Monday, August 2, 2010

My Amazon Reviews: Skatt Bros "Strange Spirits"

Vanished like a Spirit in The Night
3 Out Of 5 Stars

One of the mysterious to me is that this album, by Casablanca recording act The Skatt Brothers, has never made it to CD release. I will go out on a limb to say that it's an incredibly dated record, had one minor dance classic and another single that became a huge hit in - of all places - Australia. But except for its extremely minor and devoted cult following, "Strange Spirits" remains utterly unknown.

That really sucks. There are a lot of reasons this should be better known, the greatest of which is historic. This may be one of the earliest efforts by a band that was outre' gay on a major label. Granted, there was plenty of lyrical gender bending, but when the biggest hook on one of your best songs is "give your love to the cowboy man" being song in a campy, uber-deep voice over a near disco beat, well, the gaydar should be hitting 8.5 by then.

There's also the band's pedigree. The late Sean Delaney was one of the lead singers, played keyboards and did a fair chunk of the songwriting. Delaney was openly gay, was lovers with super-manager Bill Aucoin (who repped the Skatts), and was an early contributor to the stage show of Kiss. He was also one of the men who discovered seminal 70's rock band Starz, brought them to Aucoin, and recruited their bassist, the late Peit Sweval, to play on "Strange Spirits." And if the background vocals sound familiar, it's because some of the men here were regular contributors to Village People albums.

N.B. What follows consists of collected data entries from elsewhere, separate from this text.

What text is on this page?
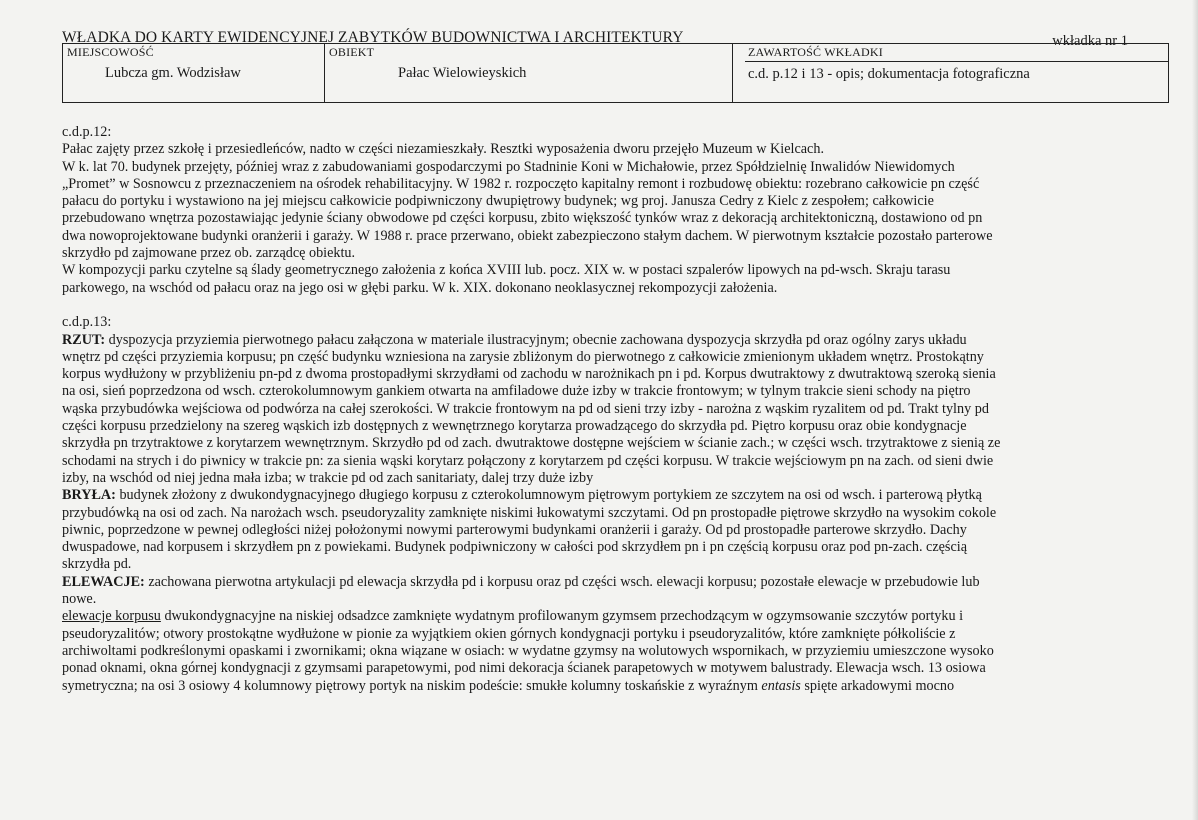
WŁADKA DO KARTY EWIDENCYJNEJ ZABYTKÓW BUDOWNICTWA I ARCHITEKTURY	wkładka nr 1
MIEJSCOWOŚĆ
Lubcza gm. Wodzisław
OBIEKT
Pałac Wielowieyskich
ZAWARTOŚĆ WKŁADKI
c.d. p.12 i 13 - opis; dokumentacja fotograficzna
c.d.p.12:
Pałac zajęty przez szkołę i przesiedleńców, nadto w części niezamieszkały. Resztki wyposażenia dworu przejęło Muzeum w Kielcach.
W k. lat 70. budynek przejęty, później wraz z zabudowaniami gospodarczymi po Stadninie Koni w Michałowie, przez Spółdzielnię Inwalidów Niewidomych
„Promet” w Sosnowcu z przeznaczeniem na ośrodek rehabilitacyjny. W 1982 r. rozpoczęto kapitalny remont i rozbudowę obiektu: rozebrano całkowicie pn część
pałacu do portyku i wystawiono na jej miejscu całkowicie podpiwniczony dwupiętrowy budynek; wg proj. Janusza Cedry z Kielc z zespołem; całkowicie
przebudowano wnętrza pozostawiając jedynie ściany obwodowe pd części korpusu, zbito większość tynków wraz z dekoracją architektoniczną, dostawiono od pn
dwa nowoprojektowane budynki oranżerii i garaży. W 1988 r. prace przerwano, obiekt zabezpieczono stałym dachem. W pierwotnym kształcie pozostało parterowe
skrzydło pd zajmowane przez ob. zarządcę obiektu.
W kompozycji parku czytelne są ślady geometrycznego założenia z końca XVIII lub. pocz. XIX w. w postaci szpalerów lipowych na pd-wsch. Skraju tarasu
parkowego, na wschód od pałacu oraz na jego osi w głębi parku. W k. XIX. dokonano neoklasycznej rekompozycji założenia.
c.d.p.13:
RZUT: dyspozycja przyziemia pierwotnego pałacu załączona w materiale ilustracyjnym; obecnie zachowana dyspozycja skrzydła pd oraz ogólny zarys układu
wnętrz pd części przyziemia korpusu; pn część budynku wzniesiona na zarysie zbliżonym do pierwotnego z całkowicie zmienionym układem wnętrz. Prostokątny
korpus wydłużony w przybliżeniu pn-pd z dwoma prostopadłymi skrzydłami od zachodu w narożnikach pn i pd. Korpus dwutraktowy z dwutraktową szeroką sienia
na osi, sień poprzedzona od wsch. czterokolumnowym gankiem otwarta na amfiladowe duże izby w trakcie frontowym; w tylnym trakcie sieni schody na piętro
wąska przybudówka wejściowa od podwórza na całej szerokości. W trakcie frontowym na pd od sieni trzy izby - narożna z wąskim ryzalitem od pd. Trakt tylny pd
części korpusu przedzielony na szereg wąskich izb dostępnych z wewnętrznego korytarza prowadzącego do skrzydła pd. Piętro korpusu oraz obie kondygnacje
skrzydła pn trzytraktowe z korytarzem wewnętrznym. Skrzydło pd od zach. dwutraktowe dostępne wejściem w ścianie zach.; w części wsch. trzytraktowe z sienią ze
schodami na strych i do piwnicy w trakcie pn: za sienia wąski korytarz połączony z korytarzem pd części korpusu. W trakcie wejściowym pn na zach. od sieni dwie
izby, na wschód od niej jedna mała izba; w trakcie pd od zach sanitariaty, dalej trzy duże izby
BRYŁA: budynek złożony z dwukondygnacyjnego długiego korpusu z czterokolumnowym piętrowym portykiem ze szczytem na osi od wsch. i parterową płytką
przybudówką na osi od zach. Na narożach wsch. pseudoryzality zamknięte niskimi łukowatymi szczytami. Od pn prostopadłe piętrowe skrzydło na wysokim cokole
piwnic, poprzedzone w pewnej odległości niżej położonymi nowymi parterowymi budynkami oranżerii i garaży. Od pd prostopadłe parterowe skrzydło. Dachy
dwuspadowe, nad korpusem i skrzydłem pn z powiekami. Budynek podpiwniczony w całości pod skrzydłem pn i pn częścią korpusu oraz pod pn-zach. częścią
skrzydła pd.
ELEWACJE: zachowana pierwotna artykulacji pd elewacja skrzydła pd i korpusu oraz pd części wsch. elewacji korpusu; pozostałe elewacje w przebudowie lub
nowe.
elewacje korpusu dwukondygnacyjne na niskiej odsadzce zamknięte wydatnym profilowanym gzymsem przechodzącym w ogzymsowanie szczytów portyku i
pseudoryzalitów; otwory prostokątne wydłużone w pionie za wyjątkiem okien górnych kondygnacji portyku i pseudoryzalitów, które zamknięte półkoliście z
archiwoltami podkreślonymi opaskami i zwornikami; okna wiązane w osiach: w wydatne gzymsy na wolutowych wspornikach, w przyziemiu umieszczone wysoko
ponad oknami, okna górnej kondygnacji z gzymsami parapetowymi, pod nimi dekoracja ścianek parapetowych w motywem balustrady. Elewacja wsch. 13 osiowa
symetryczna; na osi 3 osiowy 4 kolumnowy piętrowy portyk na niskim podeście: smukłe kolumny toskańskie z wyraźnym entasis spięte arkadowymi mocno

Which is what The Skatt Brothers seemed to be positioning themselves for; something not as gay as the VP's, but exploiting the homo-eroticism of Kiss. There are a few moments here that come close ("Life At The Outpost" and "Fear Of Flying," alleged to have been written about fisting), and some that are outright comical ("Fear Of Flying" and the soft-rock attempt at a harmonic power ballad). Sean's "Midnight Companion" is the better ballad, and I knew several old-school LA men who swore up and down that Sean had written it about/for them. (The album's cover was shot at Griff's - now the Faultline - leather bar, adding to that back story.)

But there's one moment of pure genius: that comes from "Walk The Night." A song that makes no attempt to hide the fact that it's about cruising for some hard-core gay SM action, the darn thing became a major danceclub anthem and still gets played. The makers of Grand Theft Auto acquisitioned it for one version of their game, and it is the only Skatt Bros song to make a CD appearance (on "The Casablanca Story" collection, and as a CD single along with a Village People cut). Even with the campy/sinister vocal singing lead, buttressed by horror movie laughter and screaming, there's no mistaking these lyrics:

Upon his lips the taste of pain
venom kiss of love insane.
He's got a rod beneath his coat
he's gonna ram right down your throat.
Make your grovel on the floor
spit up and scream and beg for more.
He'll whip ya good,
and strip ya down.

Yep. They just don't write 'em like that anymore. Still available on auction sites.
 
 
PS - The guys in this video are NOT the band, seems an Australian Promo company made the vid on their own when the song took off down under.
 
 

2 comments:

ednixon said...

Maybe you remember Sean when he was driving truck and lived in Utah.
I do.
We miss Sean Delaney...

blackleatherbookshelf said...

Maybe that coule be a post for you. And having never met him (Paul Sehm used to tell me many stories), I wish I could have.